Each group member came up with the desired features/design ideas individually and then presented the ideas with one another. Then, we group the ideas and discussed which ones are the most feasible and which ones are the most impactful. Then, we come to the conclusion that our design will prioritize on the features that are both feasible and impactful.



Prototype and Testing

  • Kiosk Prototype
credit to the engineering team
credit to the engineering team
  • Paper Prototype

We have made a low-fi (paper) prototype to ensure the logic flow of the interactions is correct and all essential and preferred features are included.

We have performed six usability testings and have found several problems:

  • Mid-fidelity Prototype

Based on the feedback from the paper prototype, we have made a mid-fi (clickable) prototype for users to interact with.

  • We added:
    • BACK & EDIT & SKIP buttons to support the user flow
    • ticket printing option
    • error prevention and warning
    • revised HELP page’s wording
    • solve the contact method’s “opt-in by default” feature

We have also added one “Are you still there screen” to adjust needs of people with memory loss or other memory-related disabilities. This screen will pop up if there is no action from the user on the screen for 15 seconds in order to make sure things are saved and information is protected.

We have performed six usability testings on different people and have found several problems:

  • High-Fidelity Prototype

Kiosk Interface

Website Interface

Based on the feedback from the usability testing using the mid-fidelity prototype, we have made the following changes:

  • solve the inconsistency, confused/wrong wording and non-interactions problems
  • omit the SKIP button to avoid confusion
  • make the time-out screen 15 seconds long (the maximum Figma allows)
  • add “check position” function
  • add ending page to indicate the end of the user flow

Reflections and Challenges

What I have learned?

Precise communication and presentation on the design process and the logic behind the design alternatives/decisions

Collaboration with people from multi-disciplinary backgrounds

Accessibility design: what the interface should do to accommodate different types of disabilities

The collaboration between interface design and software development. Before this project, I thought designer just designed things and developer just implemented as designed. However, this project gave me a chance to take part in the collaboration and I realized that the collaboration between designers and developers is more like a back-and-forth communication. We communicated a lot along the design to discuss the queuing process and the logic behind so that we made sure everyone’s on the same page. Every element I designed should be communicated to the developers clearly so that they were able to realize the interactions.

Next Steps

Working on my technical and coding skills so that I could help with the software team.
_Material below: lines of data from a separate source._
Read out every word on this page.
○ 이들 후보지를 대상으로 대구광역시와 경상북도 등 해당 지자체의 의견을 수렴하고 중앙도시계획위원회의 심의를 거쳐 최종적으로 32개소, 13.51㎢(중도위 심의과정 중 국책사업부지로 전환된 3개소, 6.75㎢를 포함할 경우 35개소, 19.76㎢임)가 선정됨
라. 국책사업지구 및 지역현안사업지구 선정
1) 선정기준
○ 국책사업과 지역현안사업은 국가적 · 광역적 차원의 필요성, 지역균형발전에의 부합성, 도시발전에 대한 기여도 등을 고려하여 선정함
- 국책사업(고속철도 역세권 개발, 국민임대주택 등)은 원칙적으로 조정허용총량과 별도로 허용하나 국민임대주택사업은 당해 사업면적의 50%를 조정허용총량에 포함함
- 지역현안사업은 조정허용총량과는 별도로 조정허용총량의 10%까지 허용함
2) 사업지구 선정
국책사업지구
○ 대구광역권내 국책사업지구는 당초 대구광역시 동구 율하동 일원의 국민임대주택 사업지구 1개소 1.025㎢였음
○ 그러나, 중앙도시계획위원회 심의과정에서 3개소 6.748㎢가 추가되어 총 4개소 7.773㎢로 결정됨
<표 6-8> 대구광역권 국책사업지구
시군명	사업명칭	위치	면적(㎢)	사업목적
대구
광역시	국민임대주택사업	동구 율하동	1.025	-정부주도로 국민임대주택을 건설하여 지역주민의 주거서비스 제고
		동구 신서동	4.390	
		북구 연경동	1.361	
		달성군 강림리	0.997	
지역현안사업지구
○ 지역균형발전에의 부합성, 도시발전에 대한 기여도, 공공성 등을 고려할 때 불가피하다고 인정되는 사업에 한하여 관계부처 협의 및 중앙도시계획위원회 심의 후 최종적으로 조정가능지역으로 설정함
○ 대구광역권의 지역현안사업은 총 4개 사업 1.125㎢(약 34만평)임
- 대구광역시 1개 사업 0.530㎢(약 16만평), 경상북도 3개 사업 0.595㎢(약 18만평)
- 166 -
There was budget constraint (we did not have enough money to build up the physical kiosk or screen in order to put the system into use) and covid-related constraints (team members were unable to interviews with a large number of TD customers since it was hard to conduct research in-person)

The COVID was a huge limitation for us, so we did not have resources/opportunities to recruit a large amount of participants and also people with disabilities to test our prototype. Next time we should spend more time on research about the accessibility issues and interviews with people with disabilities to understand more.

Many TD resources are under NDA which are not publicly available for us, so when we were designing, we had to take more time to build things from scratch. This resulted in our colors, fonts and certain formats are deviated from the standard TD design.